So what do I do? Continue living the lie and building back the trust (ironic, huh), walk away and take the baby leaving all the assets behind, or fight like mad. This is just a bad situation and I feel like it's all my fault. Any suggestions? :scratchhead:


----------



## PBear (Nov 16, 2010)

Talk to a lawyer. Statements made under duress are of limited value in a court case. Try using a VAR to catch his blackmail in action

C
_Posted via Mobile Device_


----------



## caladan (Nov 2, 2012)

OhSoConfused said:


> I don't know what to do. Here's a little background information. My husband wanted me to text some guys to spice up our life, (I would text them, then tell him about it and it would turn him on). Meanwhile, my husband and I were having trouble and I used a prepaid phone to call an attorney. We were fighting all the time and I just wanted to know what my options were. Well, I used the prepaid phone to text these other guys my husband knew I was texting and wanted me to text. Well, it turns out that it was actually my husband pretending to be these other guys using another prepaid phone that I didn't know about.
> 
> So, I get home and he demands to know why I had the phone and what I was hiding from him. I laid it all out there - unhappy, fighting all the time, looking at options for divorce or reconciliation or whatever. He kept on and on accusing me of sleeping with other people. This went on for at least three or four hours, and he was growing irate. Finally, I just said "fine. I slept with everyone you ever accused me of sleeping with. I slept with this guy, that guy, messed around while I was out of town on business, met people off Craigslist...everything." I never did any of this stuff.
> 
> ...


I'm sorry - how was he going to take the baby away from you? How is he able to convince you that the law would allow a man to take a baby from a woman?

And please, please tell me, how do you put yourself in this sort of situation where another person bullies you into admitting something you never did becase "He was irate".

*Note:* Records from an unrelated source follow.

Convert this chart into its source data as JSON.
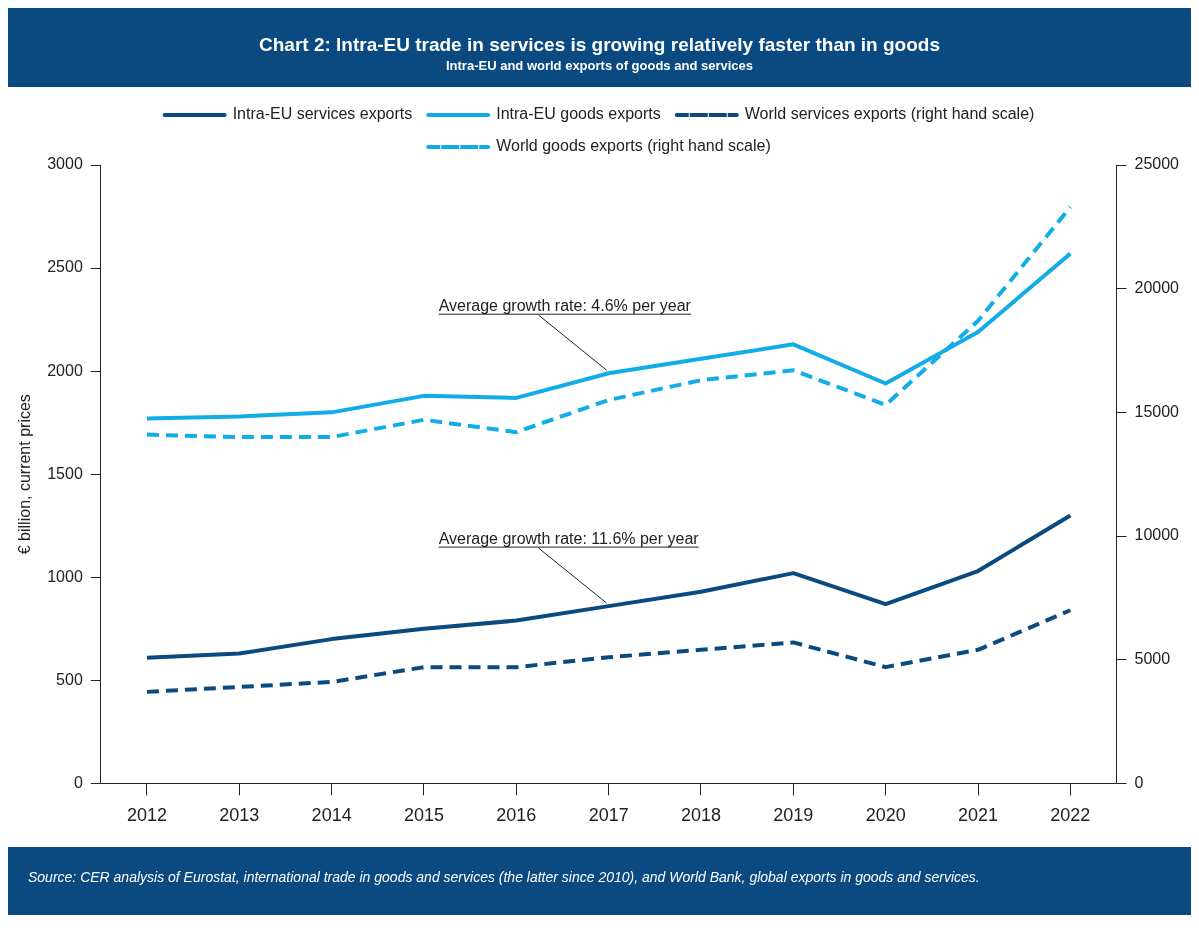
{
  "chart_data": {
    "type": "line",
    "title": "Chart 2: Intra-EU trade in services is growing relatively faster than in goods",
    "subtitle": "Intra-EU and world exports of goods and services",
    "ylabel": "€ billion, current prices",
    "categories": [
      "2012",
      "2013",
      "2014",
      "2015",
      "2016",
      "2017",
      "2018",
      "2019",
      "2020",
      "2021",
      "2022"
    ],
    "series": [
      {
        "name": "Intra-EU services exports",
        "color": "#0b4a7e",
        "line_style": "solid",
        "values": [
          610,
          630,
          700,
          750,
          790,
          860,
          930,
          1020,
          870,
          1030,
          1300
        ]
      },
      {
        "name": "Intra-EU goods exports",
        "color": "#12ade8",
        "line_style": "solid",
        "values": [
          1770,
          1780,
          1800,
          1880,
          1870,
          1990,
          2060,
          2130,
          1940,
          2190,
          2570
        ]
      },
      {
        "name": "World services exports (right hand scale)",
        "color": "#0b4a7e",
        "line_style": "dashed",
        "axis": "y2",
        "values": [
          3700,
          3900,
          4100,
          4700,
          4700,
          5100,
          5400,
          5700,
          4700,
          5400,
          7000
        ]
      },
      {
        "name": "World goods exports (right hand scale)",
        "color": "#12ade8",
        "line_style": "dashed",
        "axis": "y2",
        "values": [
          14100,
          14000,
          14000,
          14700,
          14200,
          15500,
          16300,
          16700,
          15300,
          18700,
          23300
        ]
      }
    ],
    "ylim": [
      0,
      3000
    ],
    "yticks": [
      0,
      500,
      1000,
      1500,
      2000,
      2500,
      3000
    ],
    "y2lim": [
      0,
      25000
    ],
    "y2ticks": [
      0,
      5000,
      10000,
      15000,
      20000,
      25000
    ],
    "legend": "top",
    "marker": "none",
    "annotations": [
      {
        "text": "Average growth rate: 4.6% per year",
        "x": "2017",
        "y": 1990
      },
      {
        "text": "Average growth rate: 11.6% per year",
        "x": "2017",
        "y": 860
      },
      "Source: CER analysis of Eurostat, international trade in goods and services (the latter since 2010), and World Bank, global exports in goods and services."
    ]
  }
}
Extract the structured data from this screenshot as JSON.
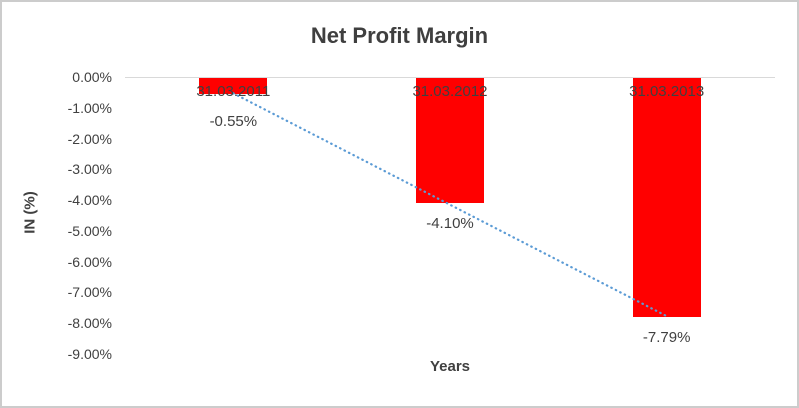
{
  "chart_data": {
    "type": "bar",
    "title": "Net Profit Margin",
    "xlabel": "Years",
    "ylabel": "IN (%)",
    "categories": [
      "31.03.2011",
      "31.03.2012",
      "31.03.2013"
    ],
    "values": [
      -0.55,
      -4.1,
      -7.79
    ],
    "data_labels": [
      "-0.55%",
      "-4.10%",
      "-7.79%"
    ],
    "y_ticks": [
      "0.00%",
      "-1.00%",
      "-2.00%",
      "-3.00%",
      "-4.00%",
      "-5.00%",
      "-6.00%",
      "-7.00%",
      "-8.00%",
      "-9.00%"
    ],
    "ylim": [
      -9,
      0
    ],
    "grid": "none",
    "legend": "none",
    "bar_color": "#FF0000",
    "trendline": {
      "type": "linear",
      "style": "dotted",
      "color": "#5B9BD5",
      "start_value": -0.53,
      "end_value": -7.77
    }
  }
}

You need to take responsibility for your actions. You did this because you didn't want to fight. You blinked, you bailed, you gave up. You need to sort this stuff out, go for IC. Not MC mind you, IC. I'm of the opinion here that you're not just the victim, but you enable and validate this sort of behaviour. You need to fix yourself before you could get any chance of fixing your marriage


----------



## alphabrovo (Mar 21, 2013)

sounds to me like all he wanted is leverage and now he has it, he can not just take your child the rights of both parents are guaranteed unless one can prove abuse, as for the tape my suggestion is a tell your lawyer about it so he can be prepared, and two next time he pulls it out on you watch where he puts it and take it, if its looked up you can use an strong electro magnet to erase it (some home depots rent them for tool recovery and roofer clean ups.) I am not sure how close to the boarder of another state you live but if he takes the baby over state lines with out your permission it may be illegal depending on the states laws so you could use that to your advantage if you tell the police that you are afraid he is running with the child. Bottom line is get out fast find a place find a friend or relative get and file with the courts you every state has places for women to go with there kids while things are figured out. Also depending on your state laws tape his conversations with you. Every threat every yell every detail but stay calm and quite be polite even when he is at is worst be at your best easier said than done but it will help with any court battles to come.


----------